The latest Scientific American had an article about one of the biggest news stories in tech history. It is by Bahram Jalali entitled "Making Silicon Lase". Once this little feat is perfected, we are well on our way to some very exciting new technologies. Real optical circuits replacing the electronic circuits used in computers now requires a laser that can be built right into the optronic chip. To do that, making silicon lase has always been the best possible choice (for what we know now anyway).

Making something lase is actually a simple process. All you have to do is pour in enough energy to raise the material to a population inversion where more of the material is at a higher energy state than is in a lower energy state to which it wants to fall thus creating the amplifying medium, keep it that way long enough for a feedback circuit (optical oscillator cavity, in this case) to build up a huge amplified wave and let some of that light escape in an amplified coherent beam.

The problems are all in the practical application namely in things like heat dissipation and the distribution of available energy levels that don't fit nicely into your useful energy level range. Silicon, for example, has a problem with momentum. The energy bands, upper and lower, which electrons are allowed to occupy, have peaks (for the lower) and valleys (for the upper) which don't have the same momentum. That means that the energy absorbed, being just adequate to raise an electron from a lower to a higher allowed energy level needs to coincide with a phonon (sound energy in the crystal which carries much more momentum)in order to make the transition for both energy and momentum to be conserved. Silicon has another problem as well. Electrons in the upper band have a tendency to absorb passing photons at least as often as they are stimulated to emit by them (wide allowed upper band). Besides these two problems, Auger (pronounced almost like OJ) recombination turns the energy in the upper band into heat instead of photons.

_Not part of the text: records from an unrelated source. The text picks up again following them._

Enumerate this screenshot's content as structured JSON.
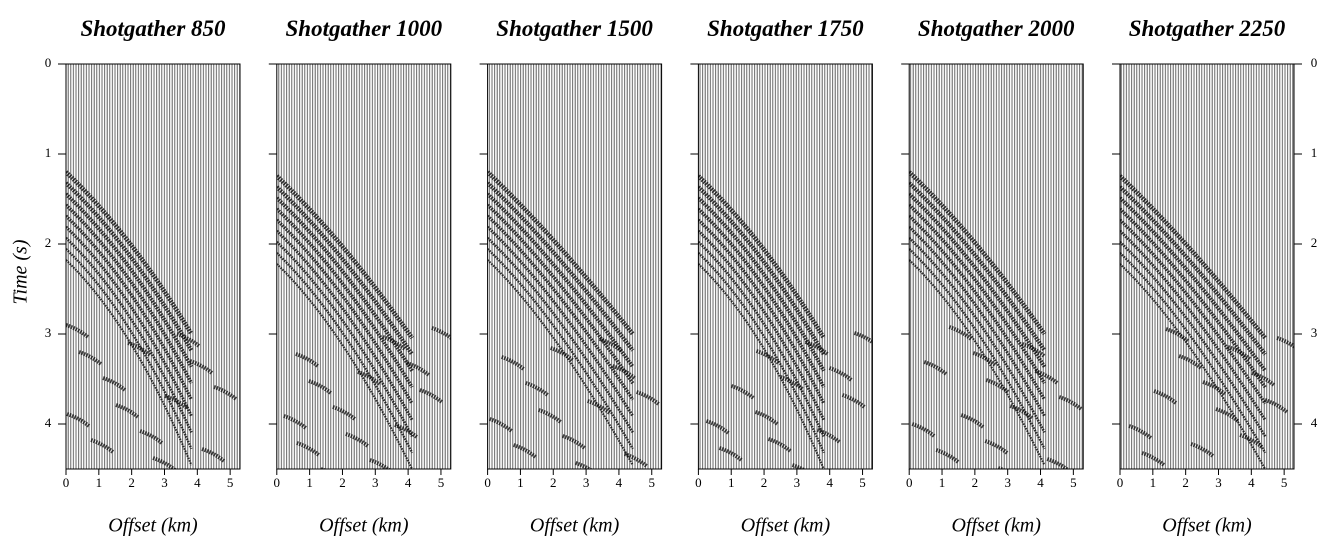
{
  "figure": {
    "panels": [
      {
        "title": "Shotgather 850"
      },
      {
        "title": "Shotgather 1000"
      },
      {
        "title": "Shotgather 1500"
      },
      {
        "title": "Shotgather 1750"
      },
      {
        "title": "Shotgather 2000"
      },
      {
        "title": "Shotgather 2250"
      }
    ],
    "x_label": "Offset (km)",
    "y_label": "Time (s)",
    "xlim": [
      0,
      5.3
    ],
    "xticks": [
      0,
      1,
      2,
      3,
      4,
      5
    ],
    "ylim": [
      0,
      4.5
    ],
    "yticks": [
      0,
      1,
      2,
      3,
      4
    ]
  }
}
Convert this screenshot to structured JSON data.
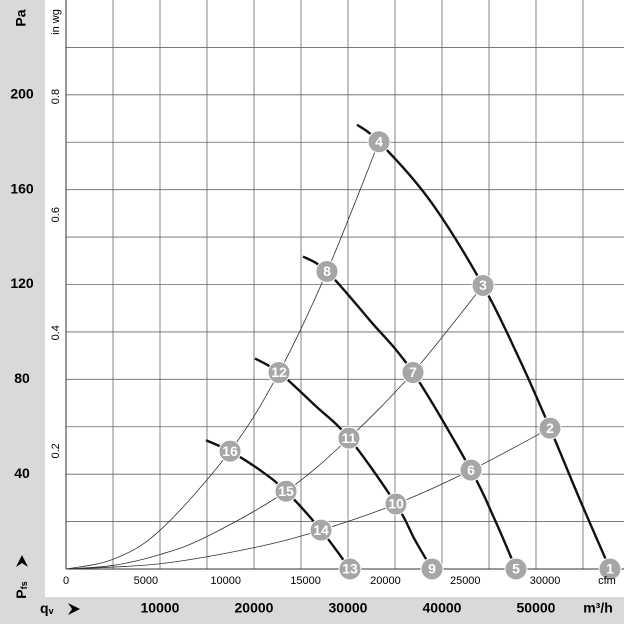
{
  "chart_data": {
    "type": "line",
    "y_unit": "Pa",
    "y2_unit": "in wg",
    "x_unit": "m³/h",
    "x2_unit": "cfm",
    "y_label": "P",
    "y_label_sub": "fs",
    "x_label": "q",
    "x_label_sub": "v",
    "xlim": [
      0,
      59362
    ],
    "xticks": [
      10000,
      20000,
      30000,
      40000,
      50000
    ],
    "x2lim": [
      0,
      34940
    ],
    "x2ticks": [
      0,
      5000,
      10000,
      15000,
      20000,
      25000,
      30000
    ],
    "ylim": [
      0,
      240
    ],
    "yticks": [
      40,
      80,
      120,
      160,
      200
    ],
    "y2lim": [
      0,
      0.9635
    ],
    "y2ticks": [
      0.2,
      0.4,
      0.6,
      0.8
    ],
    "xgrid": [
      5000,
      10000,
      15000,
      20000,
      25000,
      30000,
      35000,
      40000,
      45000,
      50000,
      55000
    ],
    "ygrid": [
      20,
      40,
      60,
      80,
      100,
      120,
      140,
      160,
      180,
      200,
      220
    ],
    "grid": true,
    "series": [
      {
        "color": "#111111",
        "line_width": 2.4,
        "x": [
          30957,
          33298,
          38723,
          44362,
          48298,
          51489,
          54681,
          57872
        ],
        "values": [
          187.4,
          180.2,
          155.4,
          119.6,
          88,
          59.4,
          29.1,
          0
        ]
      },
      {
        "color": "#111111",
        "line_width": 2.4,
        "x": [
          25213,
          27766,
          32340,
          36915,
          43085,
          45638,
          47872
        ],
        "values": [
          131.8,
          125.5,
          104.8,
          82.9,
          41.7,
          20.6,
          0
        ]
      },
      {
        "color": "#111111",
        "line_width": 2.4,
        "x": [
          20106,
          22660,
          26489,
          30106,
          35106,
          37128,
          38936
        ],
        "values": [
          88.8,
          82.9,
          69,
          55.2,
          27.4,
          12.2,
          0
        ]
      },
      {
        "color": "#111111",
        "line_width": 2.4,
        "x": [
          14894,
          17447,
          20638,
          23404,
          27128,
          30213
        ],
        "values": [
          54.3,
          49.7,
          41.7,
          32.8,
          16.4,
          0
        ]
      },
      {
        "color": "#333333",
        "line_width": 0.8,
        "x": [
          0,
          5000,
          10000,
          17447,
          22660,
          27766,
          33298
        ],
        "values": [
          0,
          4.1,
          16.3,
          49.7,
          82.9,
          125.5,
          180.2
        ]
      },
      {
        "color": "#333333",
        "line_width": 0.8,
        "x": [
          0,
          5000,
          10000,
          15000,
          23404,
          30106,
          36915,
          44362
        ],
        "values": [
          0,
          1.5,
          6.1,
          13.7,
          32.8,
          55.2,
          82.9,
          119.6
        ]
      },
      {
        "color": "#333333",
        "line_width": 0.8,
        "x": [
          0,
          10000,
          20000,
          27128,
          35106,
          43085,
          51489
        ],
        "values": [
          0,
          2.2,
          9,
          16.4,
          27.4,
          41.7,
          59.4
        ]
      }
    ],
    "marker_color": "#a6a6a6",
    "points": [
      {
        "label": "1",
        "x": 57872,
        "y": 0
      },
      {
        "label": "2",
        "x": 51489,
        "y": 59.4
      },
      {
        "label": "3",
        "x": 44362,
        "y": 119.6
      },
      {
        "label": "4",
        "x": 33298,
        "y": 180.2
      },
      {
        "label": "5",
        "x": 47872,
        "y": 0
      },
      {
        "label": "6",
        "x": 43085,
        "y": 41.7
      },
      {
        "label": "7",
        "x": 36915,
        "y": 82.9
      },
      {
        "label": "8",
        "x": 27766,
        "y": 125.5
      },
      {
        "label": "9",
        "x": 38936,
        "y": 0
      },
      {
        "label": "10",
        "x": 35106,
        "y": 27.4
      },
      {
        "label": "11",
        "x": 30106,
        "y": 55.2
      },
      {
        "label": "12",
        "x": 22660,
        "y": 82.9
      },
      {
        "label": "13",
        "x": 30213,
        "y": 0
      },
      {
        "label": "14",
        "x": 27128,
        "y": 16.4
      },
      {
        "label": "15",
        "x": 23404,
        "y": 32.8
      },
      {
        "label": "16",
        "x": 17447,
        "y": 49.7
      }
    ]
  }
}
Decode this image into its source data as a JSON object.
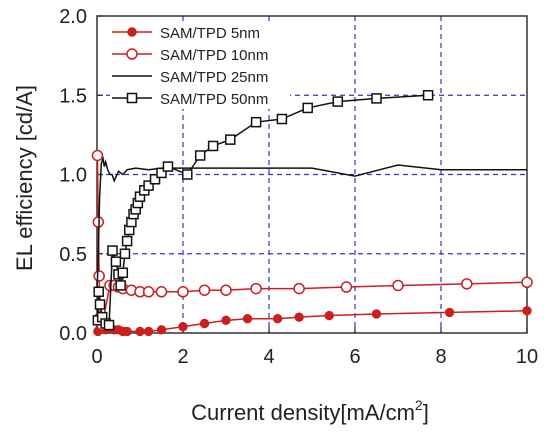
{
  "chart_data": {
    "type": "line",
    "xlabel": "Current density[mA/cm",
    "xlabel_sup": "2",
    "xlabel_end": "]",
    "ylabel": "EL efficiency [cd/A]",
    "xlim": [
      0,
      10
    ],
    "ylim": [
      0,
      2.0
    ],
    "x_ticks": [
      "0",
      "2",
      "4",
      "6",
      "8",
      "10"
    ],
    "y_ticks": [
      "0.0",
      "0.5",
      "1.0",
      "1.5",
      "2.0"
    ],
    "grid": true,
    "legend_position": "top-left",
    "series": [
      {
        "name": "SAM/TPD  5nm",
        "color": "#cc1f1f",
        "marker": "filled-circle",
        "x": [
          0.02,
          0.05,
          0.08,
          0.12,
          0.2,
          0.3,
          0.4,
          0.5,
          0.6,
          0.7,
          1.0,
          1.2,
          1.5,
          2.0,
          2.5,
          3.0,
          3.5,
          4.2,
          4.7,
          5.4,
          6.5,
          8.2,
          10.0
        ],
        "y": [
          0.01,
          0.02,
          0.03,
          0.04,
          0.02,
          0.03,
          0.02,
          0.02,
          0.01,
          0.01,
          0.01,
          0.01,
          0.02,
          0.04,
          0.06,
          0.08,
          0.09,
          0.09,
          0.1,
          0.11,
          0.12,
          0.13,
          0.14
        ]
      },
      {
        "name": "SAM/TPD  10nm",
        "color": "#cc1f1f",
        "marker": "open-circle",
        "x": [
          0.01,
          0.03,
          0.05,
          0.08,
          0.12,
          0.3,
          0.4,
          0.5,
          0.6,
          0.8,
          1.0,
          1.2,
          1.5,
          2.0,
          2.5,
          3.0,
          3.7,
          4.7,
          5.8,
          7.0,
          8.6,
          10.0
        ],
        "y": [
          1.12,
          0.7,
          0.36,
          0.1,
          0.05,
          0.3,
          0.3,
          0.29,
          0.28,
          0.27,
          0.26,
          0.26,
          0.26,
          0.26,
          0.27,
          0.27,
          0.28,
          0.28,
          0.29,
          0.3,
          0.31,
          0.32
        ]
      },
      {
        "name": "SAM/TPD  25nm",
        "color": "#111111",
        "marker": "none",
        "x": [
          0.0,
          0.03,
          0.06,
          0.1,
          0.14,
          0.17,
          0.2,
          0.25,
          0.3,
          0.35,
          0.4,
          0.5,
          0.6,
          0.7,
          0.9,
          1.2,
          1.5,
          2.0,
          2.5,
          3.0,
          4.0,
          5.0,
          6.0,
          7.0,
          8.0,
          9.0,
          10.0
        ],
        "y": [
          0.25,
          0.5,
          0.85,
          1.07,
          1.1,
          1.05,
          1.08,
          1.03,
          1.0,
          1.0,
          0.96,
          1.02,
          1.0,
          1.03,
          1.04,
          1.03,
          1.04,
          1.04,
          1.04,
          1.04,
          1.04,
          1.04,
          0.99,
          1.06,
          1.03,
          1.03,
          1.03
        ]
      },
      {
        "name": "SAM/TPD  50nm",
        "color": "#111111",
        "marker": "open-square",
        "x": [
          0.02,
          0.04,
          0.07,
          0.12,
          0.2,
          0.28,
          0.36,
          0.44,
          0.5,
          0.55,
          0.6,
          0.65,
          0.7,
          0.75,
          0.8,
          0.85,
          0.9,
          0.95,
          1.0,
          1.1,
          1.2,
          1.35,
          1.5,
          1.65,
          2.1,
          2.4,
          2.7,
          3.1,
          3.7,
          4.3,
          4.9,
          5.6,
          6.5,
          7.7
        ],
        "y": [
          0.08,
          0.26,
          0.18,
          0.1,
          0.06,
          0.05,
          0.52,
          0.45,
          0.37,
          0.3,
          0.38,
          0.5,
          0.58,
          0.65,
          0.7,
          0.75,
          0.78,
          0.82,
          0.86,
          0.9,
          0.93,
          0.97,
          1.01,
          1.05,
          1.0,
          1.12,
          1.18,
          1.22,
          1.33,
          1.35,
          1.42,
          1.46,
          1.48,
          1.5
        ]
      }
    ]
  }
}
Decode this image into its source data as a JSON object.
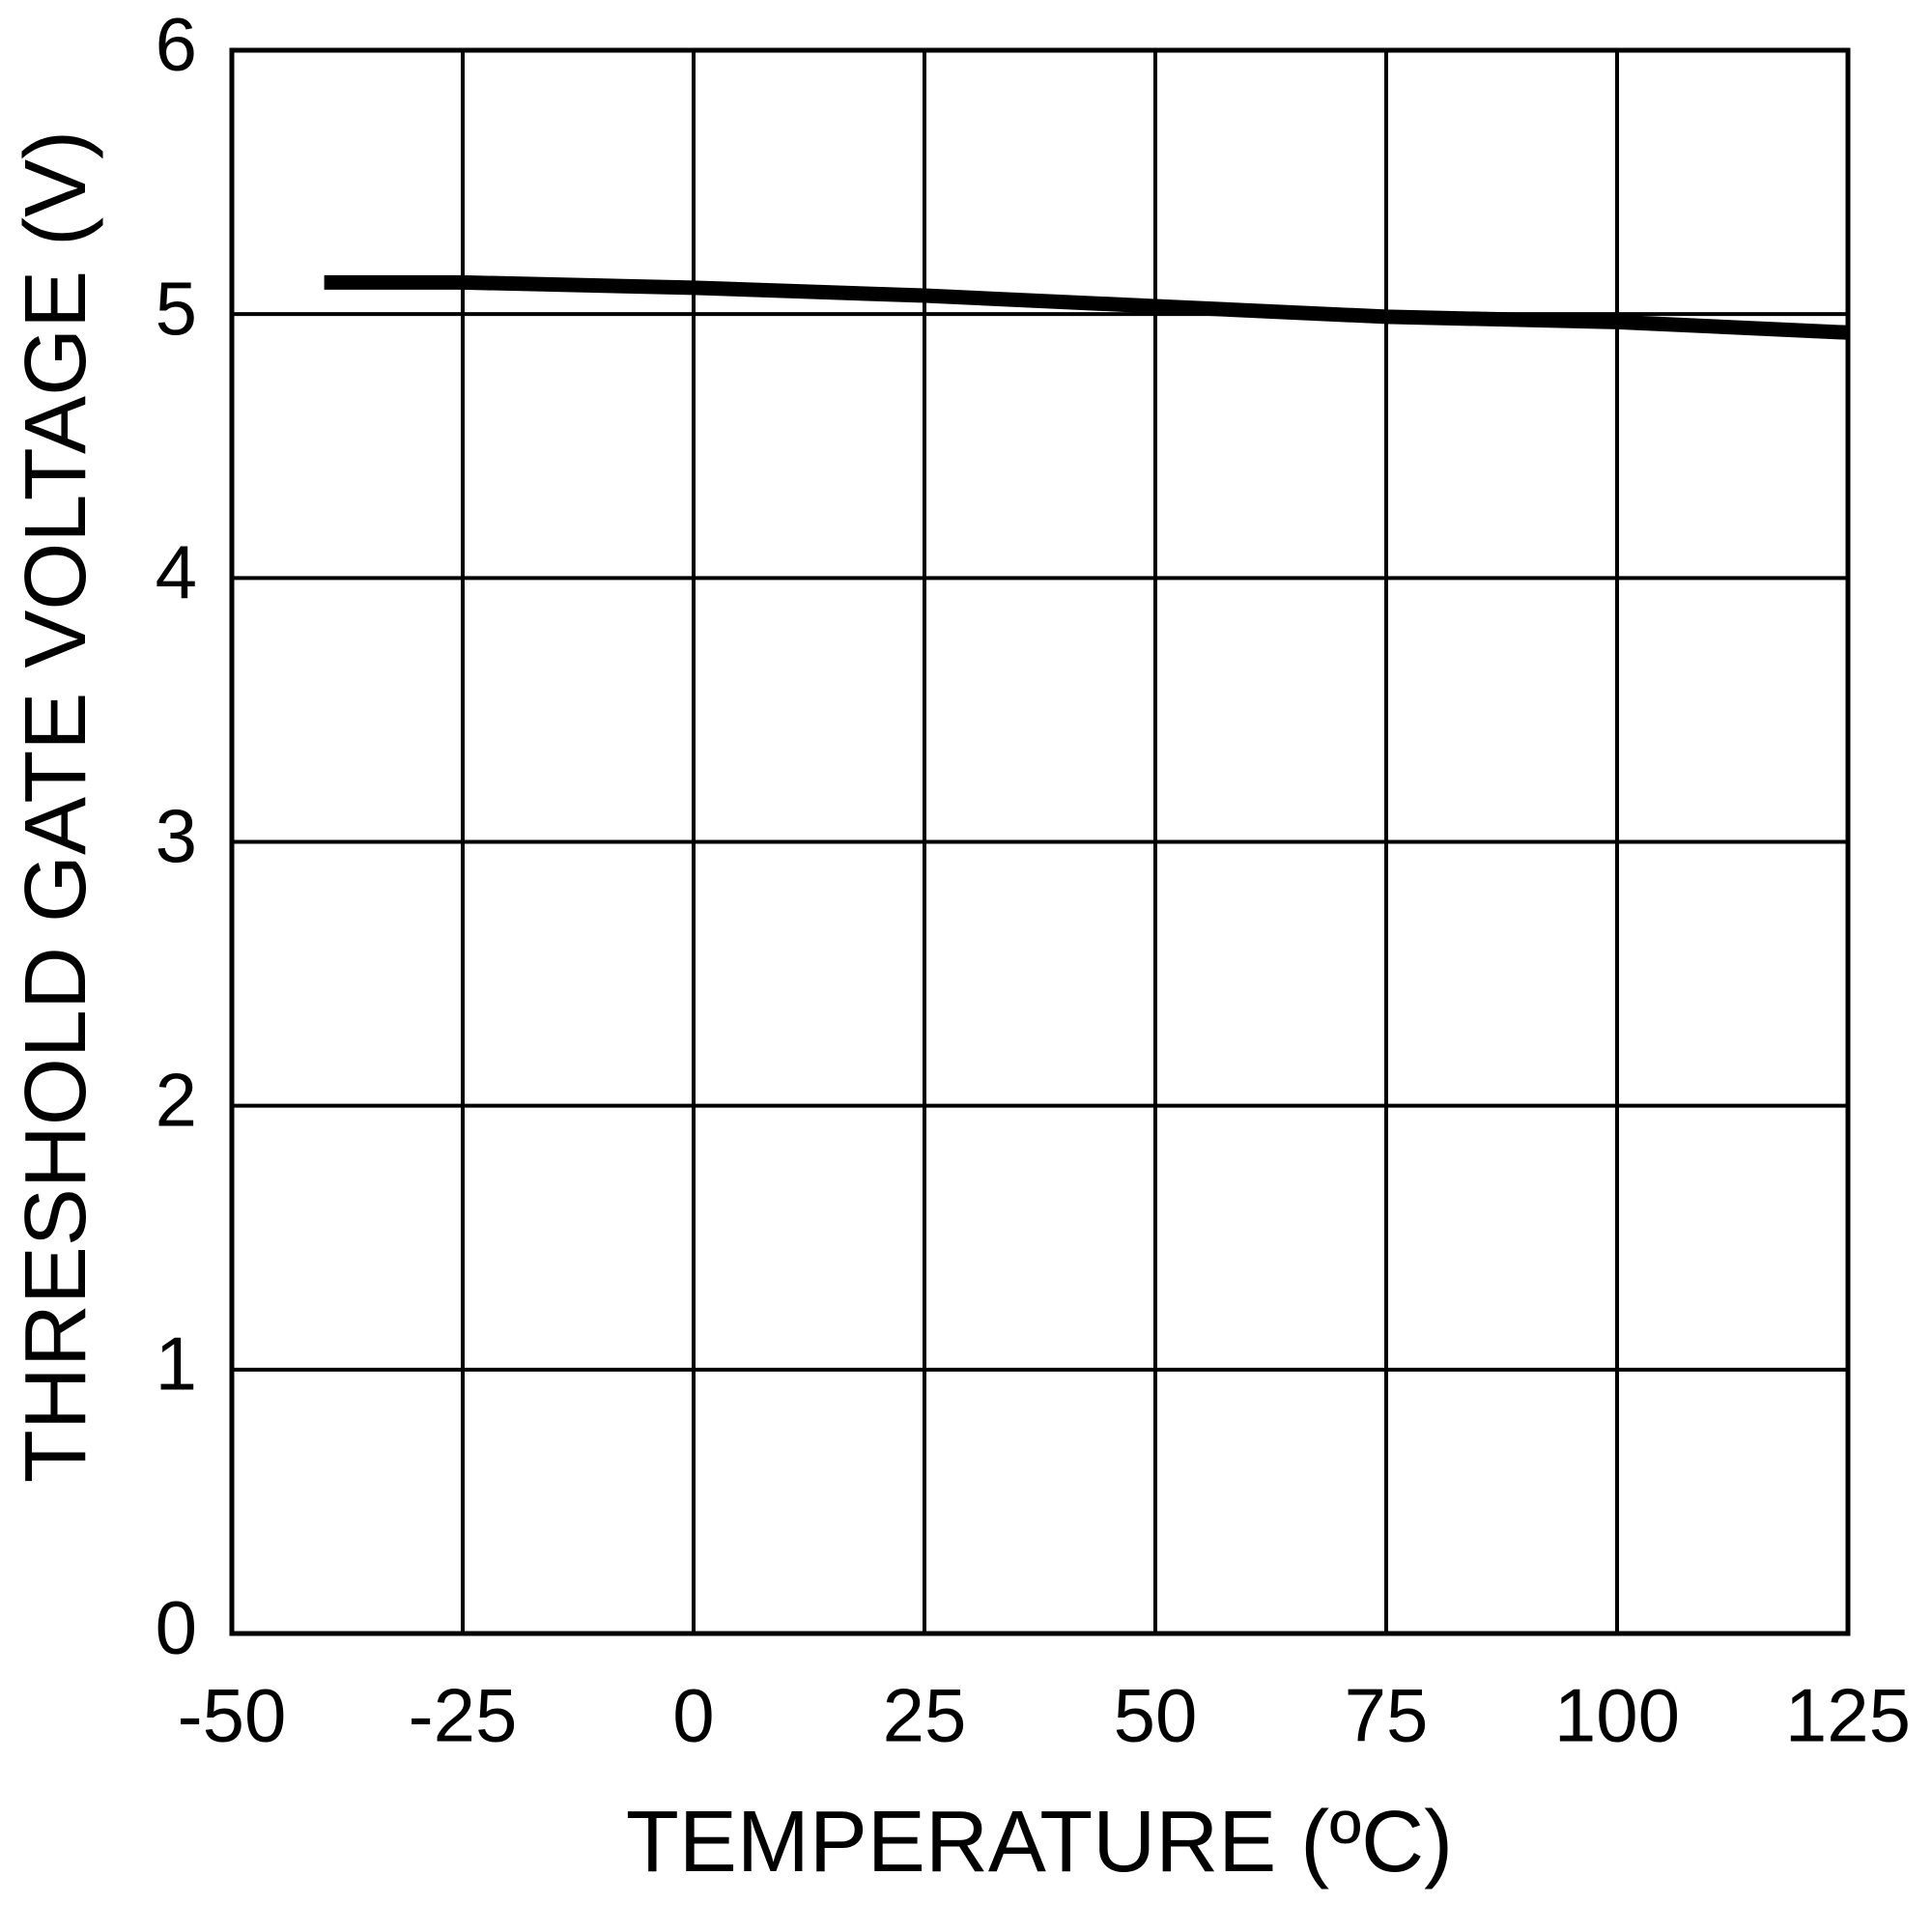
{
  "chart_data": {
    "type": "line",
    "x_label": "TEMPERATURE (ºC)",
    "y_label": "THRESHOLD GATE VOLTAGE (V)",
    "x": [
      -40,
      -25,
      0,
      25,
      50,
      75,
      100,
      125
    ],
    "series": [
      {
        "color": "#000000",
        "values": [
          5.12,
          5.12,
          5.1,
          5.07,
          5.03,
          4.99,
          4.97,
          4.93
        ]
      }
    ],
    "xlim": [
      -50,
      125
    ],
    "xticks": [
      -50,
      -25,
      0,
      25,
      50,
      75,
      100,
      125
    ],
    "ylim": [
      0,
      6
    ],
    "yticks": [
      0,
      1,
      2,
      3,
      4,
      5,
      6
    ],
    "grid": true
  }
}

Several imaginative concepts have been tossed around for overcoming the problems with making Silicon lase. Jalali's group has made one of them work. One partial solution to the momentum problem is the use of quantum confinement which effectively allows the electrons in the upper or lower band to have a larger range of momentums, makes photon emission more likely. Creating this quantum confinement can be done in a variety of ways that have to do with structures larger in scale than the overall crystal structure. Making use of the phonons in the crystal, manipulating the energy in them and through them is also a useful technique. Using this Raman effect (interaction of light with phonons) and some phenomena usually associated with photovoltaic cells (to remove unwanted electrons) Jalali has made Silicon work as a laser amplifying medium.

There are improvements needed. One of the most promising is creating photo pumping sources in the IR with narrow wavelength bands somewhere in the range of 2.3 to 7 micrometers. That could be quite a trick, and the one that pulls it off will really get noticed.